Kariyerindeki hangi takımın kendisinde izler bıraktığı sorusuna yanıt veren Mourinho, şu ifadeleri kullandı:

"Sanırım FC Porto. Chelsea, Premier Lig'in gelmiş geçmiş en iyi takımıydı. O takımdan bu yana 20 yıl geçti. Arsenal yenilmezdi, ama bir sezonda yenilmezdi. Biz iki sezonda onlardan daha yenilmez olduk. Onlar 38 puan aldı, biz 46 puan aldık. Ama 46 puan iki sezona bölünmüştü. Harika bir takımdı. Şampiyonlar Ligi'ni kazanamadık çünkü gol çizgisi teknolojisi yoktu. Inter her şeyi kazandı. Ama örneğin Roma bana büyük bir zevk verdi. Yumurtasız omlet yapıldığını söylemek istemiyorum, bu benim arkadaşlarıma saygısızlık olur, ama Konferans Lig'i kazanmak, Konferans olsa da, ve yaşadığımız zorluklara rağmen Avrupa Ligi finaline ulaşmak... Benim için en güzel şeylerden biriydi. Birleşmemiş bir kulübü birleştirdim, ‘kaçmış’ taraftarları geri getirdim. İki finale çıktığımızda Roma'yı iki kez boşalttık. Bu bana özel bir zevk verdi."

"İlk yıl yeni bir dünyanın keşfi oldu"

"Burada, Fenerbahçe'de... İlk yıl yeni bir dünyanın keşfi oldu. Bazı biraz gizemli veya alaycı paylaşımlar yaptığım Instagram hesabım bile insanların bunu anlamasını sağlamadı. Bugün, deneyimlerimin bu yeni sezonu daha iyi hazırlamama yardımcı olup olmadığını göreceğiz."

"Kökçü evine gidiyor"

“Transfer piyasasını takip ediyorum, ama gerçeklerin de farkındayım.

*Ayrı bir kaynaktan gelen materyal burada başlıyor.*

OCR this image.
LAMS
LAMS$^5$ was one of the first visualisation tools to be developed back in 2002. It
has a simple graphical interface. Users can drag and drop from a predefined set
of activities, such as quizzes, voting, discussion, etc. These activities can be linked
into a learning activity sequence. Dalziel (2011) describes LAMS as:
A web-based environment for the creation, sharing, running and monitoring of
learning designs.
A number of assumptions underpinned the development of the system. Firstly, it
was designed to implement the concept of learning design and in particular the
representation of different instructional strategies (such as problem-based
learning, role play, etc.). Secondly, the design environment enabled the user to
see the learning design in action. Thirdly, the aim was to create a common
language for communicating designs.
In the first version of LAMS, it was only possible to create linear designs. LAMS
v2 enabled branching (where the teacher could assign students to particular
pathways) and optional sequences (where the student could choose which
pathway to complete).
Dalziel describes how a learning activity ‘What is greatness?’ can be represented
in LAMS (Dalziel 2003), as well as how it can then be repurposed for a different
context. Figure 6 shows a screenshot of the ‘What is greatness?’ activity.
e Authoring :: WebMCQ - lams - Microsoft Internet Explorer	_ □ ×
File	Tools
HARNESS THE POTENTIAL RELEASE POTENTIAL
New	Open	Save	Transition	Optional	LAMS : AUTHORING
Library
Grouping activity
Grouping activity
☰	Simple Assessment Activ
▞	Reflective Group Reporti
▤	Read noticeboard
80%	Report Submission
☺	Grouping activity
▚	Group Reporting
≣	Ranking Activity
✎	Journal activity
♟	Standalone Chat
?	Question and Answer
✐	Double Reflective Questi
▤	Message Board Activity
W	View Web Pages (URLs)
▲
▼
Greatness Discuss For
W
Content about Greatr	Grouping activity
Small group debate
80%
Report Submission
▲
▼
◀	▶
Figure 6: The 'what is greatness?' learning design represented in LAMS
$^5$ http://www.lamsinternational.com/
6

Portekiz'de büyük hedefleri olan genç bir oyuncu için Türkiye'nin favori bir piyasa olduğunu düşünmüyorum. Kökçü mü? Ama Kökçü evine gidiyor. Evine gidiyor, erken çıkıyor ve iyi kazanıyor. Ve artık Bruno Lage'yi rahatsız etmiyor...".